EPISTEMOLOGI PENDIDIKAN KRITIS PERSPEKTIF JURGEN HABERMAS (1929-…)
Jurgen Habermas adalah tokoh terkemuka generasi kedua
Mahzab Frankfurt, yakni sekelompok filsuf, teoretikus sosial, dan kritikus
budaya yang membentuk Institute for Social Research di Frankfurt tahun 1929.
Habermas mengajar filsafat di University of Heidelberg
dan University of Frankfurt, sebelum pindah ke Max Planck Institute pada 1972,
dan kemudian sejak pertengahan tahun 1980-an, kembali pada jabatannya sebagai
guru besar filsafat dan sosiologi di University of Frankfurt.
Walaupun lebih dikenal sebagai teoretikus dan filsuf
sosial daripada pemikir pendidikan, habermas memberikan pengaruh nyata pula
pada pendidikan.
Usaha awalnya adalah melanjutkan proyek teori kritik
Mahzab Frankfurt dari para perintisnya (Max Horkheimer, Theodor W. Adorno,
Herbert Marcuse) dengan kritiknya bahwa nalar instrumetal dan positivisme
bersifat scientistic (kepercayaan bahwa pengetahuan yang berhargaadalah
pengetahuan ilmiah, dan technicist (misalnya pemberlakuan orang dan
situasi sebagai sarana untuk mencapai tujuan), beserta niat politisnya untuk
membebaskan (emansipasi) individu dan kelompok tidak berdaya menuju masyarakat
egalitarian.
Karya awal Habermas adalah upayanya untuk memberikan
dasar epistemologi pada teori sosial, dan mengajukan pandangan yang secara
tersurat bersifat mengarahkan (preskriptif) dan normatif, yakni perilaku apa
yang harus ditunjukkan pada demokrasi sosial.

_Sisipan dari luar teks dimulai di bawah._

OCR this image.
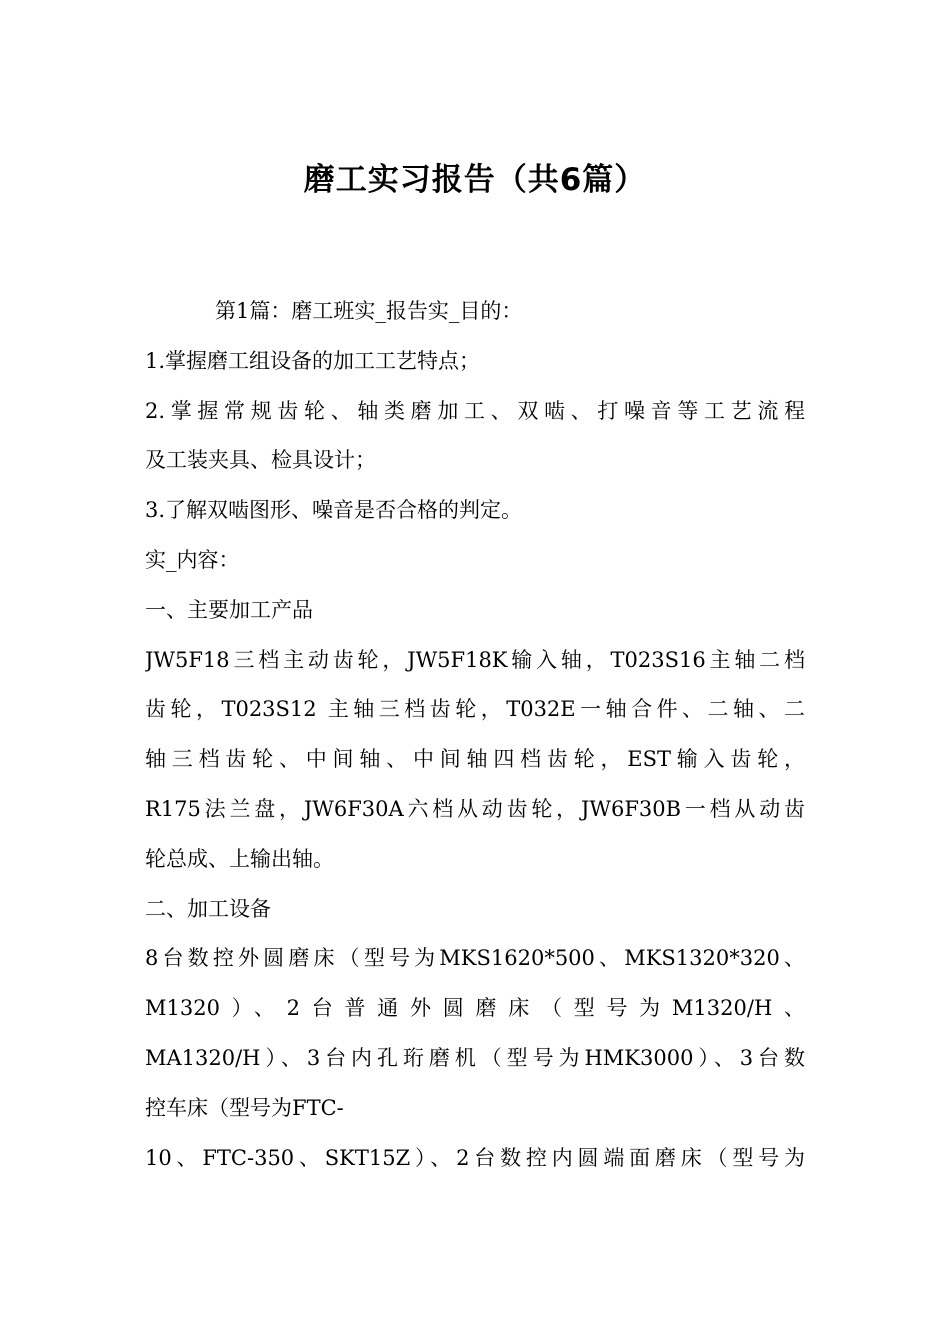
磨工实习报告（共6篇）
第1篇：磨工班实_报告实_目的：
1.掌握磨工组设备的加工工艺特点；
2.掌握常规齿轮、轴类磨加工、双啮、打噪音等工艺流程
及工装夹具、检具设计；
3.了解双啮图形、噪音是否合格的判定。
实_内容：
一、主要加工产品
JW5F18三档主动齿轮，JW5F18K输入轴，T023S16主轴二档
齿轮，T023S12 主轴三档齿轮，T032E一轴合件、二轴、二
轴三档齿轮、中间轴、中间轴四档齿轮，EST输入齿轮，
R175法兰盘，JW6F30A六档从动齿轮，JW6F30B一档从动齿
轮总成、上输出轴。
二、加工设备
8台数控外圆磨床（型号为MKS1620*500、MKS1320*320、
M1320）、2台普通外圆磨床（型号为M1320/H、
MA1320/H）、3台内孔珩磨机（型号为HMK3000）、3台数
控车床（型号为FTC-
10、FTC-350、SKT15Z）、2台数控内圆端面磨床（型号为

Niatnya bukan sekedar memberikan ide tentang masyarakat
dan perilaku, melainkan mewujudkan masyarakat yang didasarkan pada kesetaraan
dan demokrasi bagi semua anggotanya.
Tujuan teorinya bukan sekedar memahami situasi, kekuasaan
dan fenomena, melainkan mengubahnya
dengan menghapuskan kesenjangan.
Karya awal Habermas berada pada tradisi kritik Mahzab
Frankfurt yang didasarkan pada prinsip fundamental keadilan sosial, dukungan
terhadap kesetaraan sosial, penciptaan dan pemeliharaan “kepentingan umum” (generalizable
interests), serta komitmen pada pencapaian masyarakat demokratis.
Habermas mendefinisikan ideologi sebagai "penindasan
terhadap kepentingan umum" dimana sistem atau kelompok yang
berkuasa beroperasi dengan cara-cara yang secara rasional lemah karena
kekuasaan mereka didasarkan pada penaklukan kelompok lain, dengan kata lain
prinsip perilaku mereka tidak bersifat universal (universalizable).

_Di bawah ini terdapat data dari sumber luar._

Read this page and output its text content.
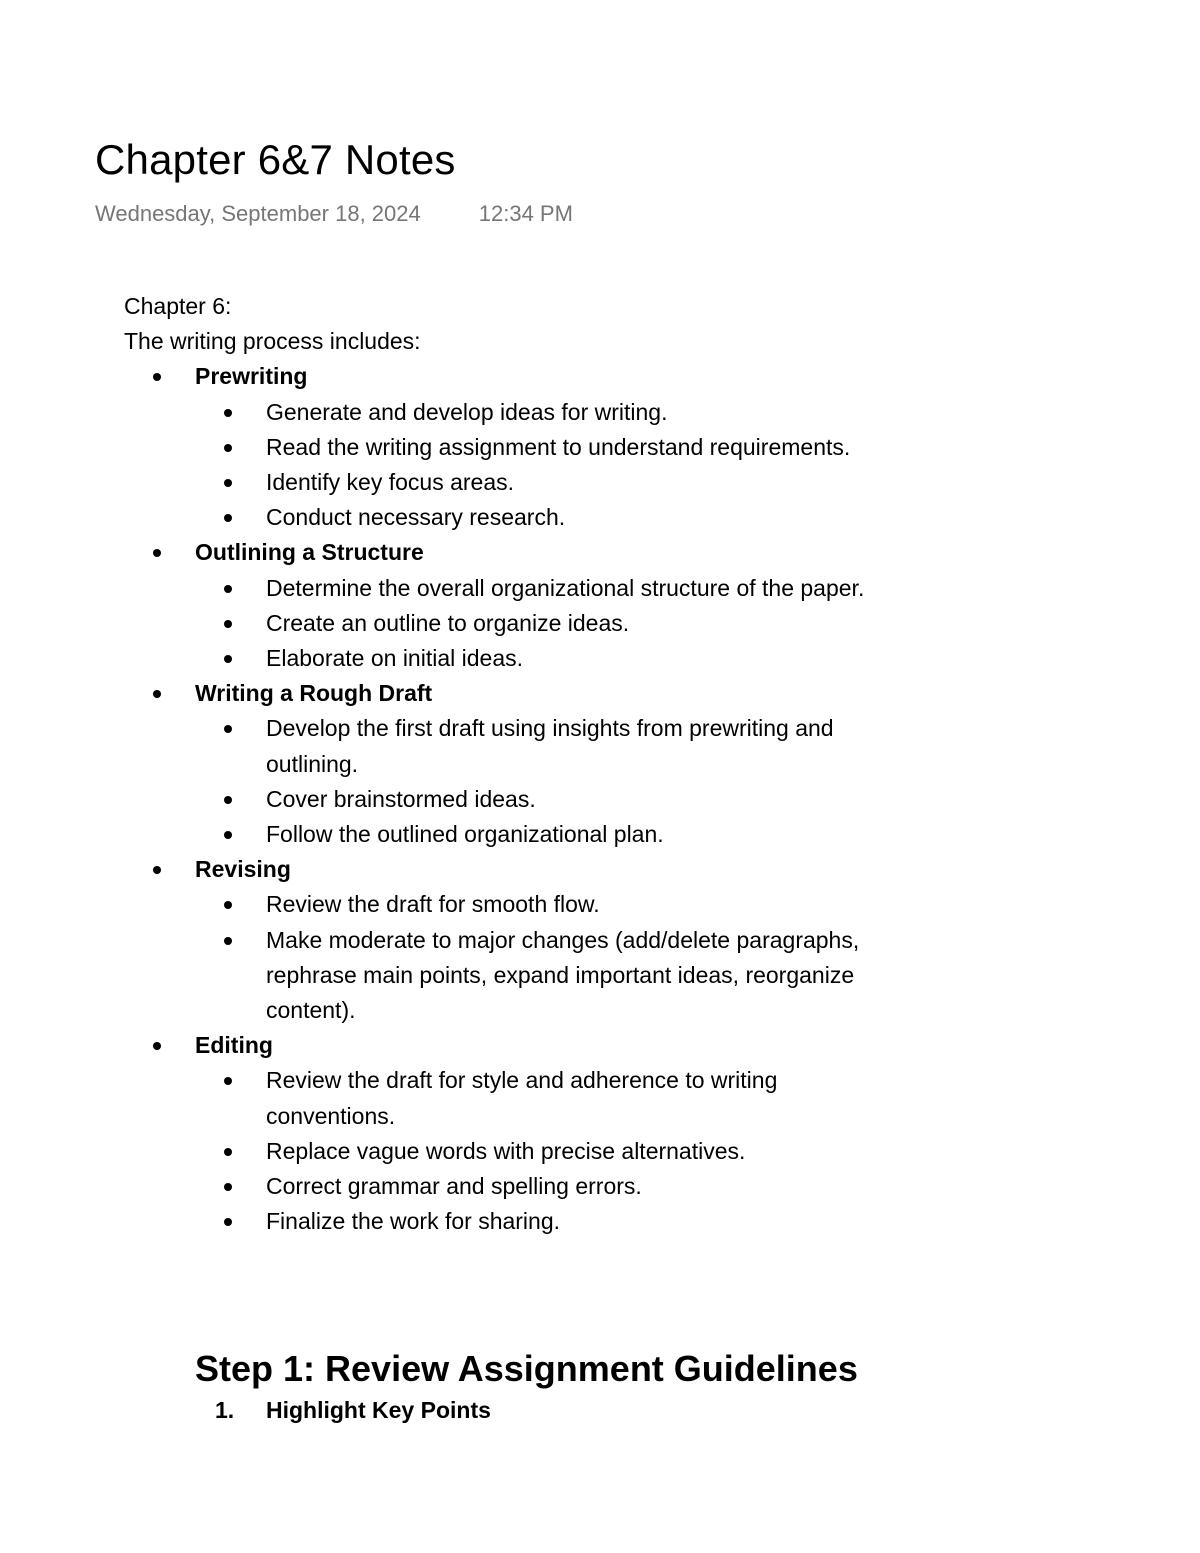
Chapter 6&7 Notes
Wednesday, September 18, 2024	12:34 PM

Chapter 6:

The writing process includes:

Prewriting
Generate and develop ideas for writing.
Read the writing assignment to understand requirements.
Identify key focus areas.
Conduct necessary research.
Outlining a Structure
Determine the overall organizational structure of the paper.
Create an outline to organize ideas.
Elaborate on initial ideas.
Writing a Rough Draft
Develop the first draft using insights from prewriting and outlining.
Cover brainstormed ideas.
Follow the outlined organizational plan.
Revising
Review the draft for smooth flow.
Make moderate to major changes (add/delete paragraphs, rephrase main points, expand important ideas, reorganize content).
Editing
Review the draft for style and adherence to writing conventions.
Replace vague words with precise alternatives.
Correct grammar and spelling errors.
Finalize the work for sharing.
Step 1: Review Assignment Guidelines
1. Highlight Key Points
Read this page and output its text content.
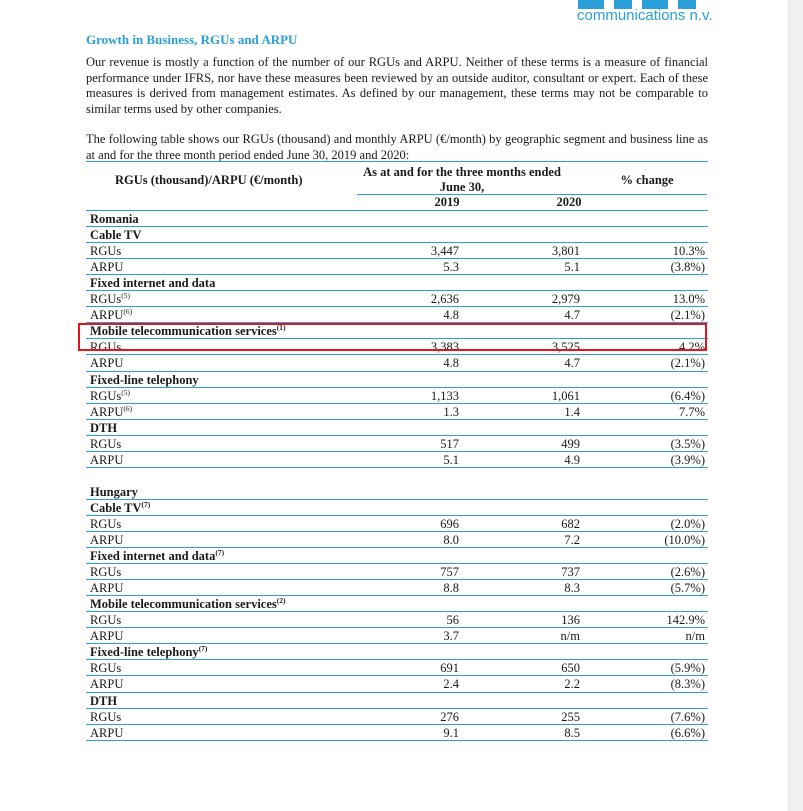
communications n.v.
Growth in Business, RGUs and ARPU
Our revenue is mostly a function of the number of our RGUs and ARPU. Neither of these terms is a measure of financial performance under IFRS, nor have these measures been reviewed by an outside auditor, consultant or expert. Each of these measures is derived from management estimates. As defined by our management, these terms may not be comparable to similar terms used by other companies.
The following table shows our RGUs (thousand) and monthly ARPU (€/month) by geographic segment and business line as at and for the three month period ended June 30, 2019 and 2020:
RGUs (thousand)/ARPU (€/month)
As at and for the three months ended
June 30,
2019	2020
% change
Romania
Cable TV
RGUs	3,447	3,801	10.3%
ARPU	5.3	5.1	(3.8%)
Fixed internet and data
RGUs$^{(5)}$	2,636	2,979	13.0%
ARPU$^{(6)}$	4.8	4.7	(2.1%)
Mobile telecommunication services$^{(1)}$
RGUs	3,383	3,525	4.2%
ARPU	4.8	4.7	(2.1%)
Fixed-line telephony
RGUs$^{(5)}$	1,133	1,061	(6.4%)
ARPU$^{(6)}$	1.3	1.4	7.7%
DTH
RGUs	517	499	(3.5%)
ARPU	5.1	4.9	(3.9%)
Hungary
Cable TV$^{(7)}$
RGUs	696	682	(2.0%)
ARPU	8.0	7.2	(10.0%)
Fixed internet and data$^{(7)}$
RGUs	757	737	(2.6%)
ARPU	8.8	8.3	(5.7%)
Mobile telecommunication services$^{(2)}$
RGUs	56	136	142.9%
ARPU	3.7	n/m	n/m
Fixed-line telephony$^{(7)}$
RGUs	691	650	(5.9%)
ARPU	2.4	2.2	(8.3%)
DTH
RGUs	276	255	(7.6%)
ARPU	9.1	8.5	(6.6%)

Kritik ideologi merupakan kritik terhadap cara kerja
kekuasaan dan dominasi cara kerja yang tidak sah dalam masyarakat kapitalis.
Teori kritik Habermas mengusulkan agenda pendidikan dan
memiliki metodologinya sendiri terutama kritik ideologi dan riset aksi.

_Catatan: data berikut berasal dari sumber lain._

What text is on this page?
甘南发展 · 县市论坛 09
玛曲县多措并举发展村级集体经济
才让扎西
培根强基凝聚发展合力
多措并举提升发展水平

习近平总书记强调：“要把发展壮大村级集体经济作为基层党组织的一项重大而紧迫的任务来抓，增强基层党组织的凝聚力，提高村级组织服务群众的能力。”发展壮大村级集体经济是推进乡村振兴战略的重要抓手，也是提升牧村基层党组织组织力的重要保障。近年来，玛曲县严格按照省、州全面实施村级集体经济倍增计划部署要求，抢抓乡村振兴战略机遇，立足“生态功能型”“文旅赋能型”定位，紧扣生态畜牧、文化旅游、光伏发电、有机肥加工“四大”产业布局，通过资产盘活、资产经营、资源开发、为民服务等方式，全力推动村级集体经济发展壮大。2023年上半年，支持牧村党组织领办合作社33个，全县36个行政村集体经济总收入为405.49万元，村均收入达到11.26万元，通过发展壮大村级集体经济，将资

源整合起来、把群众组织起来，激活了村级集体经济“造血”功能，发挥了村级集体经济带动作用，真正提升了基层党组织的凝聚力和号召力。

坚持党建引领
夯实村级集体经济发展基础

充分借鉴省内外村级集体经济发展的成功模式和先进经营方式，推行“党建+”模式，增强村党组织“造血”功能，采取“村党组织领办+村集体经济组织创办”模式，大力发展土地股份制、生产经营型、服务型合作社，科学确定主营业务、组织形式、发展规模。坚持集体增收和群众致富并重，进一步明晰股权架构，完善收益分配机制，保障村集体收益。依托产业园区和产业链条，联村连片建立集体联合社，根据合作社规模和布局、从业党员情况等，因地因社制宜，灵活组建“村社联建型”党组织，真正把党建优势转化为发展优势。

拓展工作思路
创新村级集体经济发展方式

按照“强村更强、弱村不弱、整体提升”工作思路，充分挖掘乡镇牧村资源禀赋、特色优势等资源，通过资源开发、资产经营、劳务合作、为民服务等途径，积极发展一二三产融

- Ideologi—nilai, kepercayaan, dan praktik yang berasal dari kelompok dominan tertentu—merupakan alat yang dipakai oleh kelompok berkuasa untuk mendukung dan melegitimasi kepentingan tertentu—kepentingan sektiral—mereka dengan mengorbankan kelompok lemah.
- Kritik ideologi dirancang untuk membongkar bekerjanya ideologi dalam pelbagai bidang kehudpan masyarakat dan pendidikan, serta bekerjanya kepentingan pribadi dibalik kedok kebaikan bersama, yang mungkin berlangsung secara sadar dengan memperlihatkan bagaimana ideologi tersebut mengabdikan suatu sistem yang memperkuat yang kaut dan memperlemah yang lemah, yakni menindas kepentingan umum.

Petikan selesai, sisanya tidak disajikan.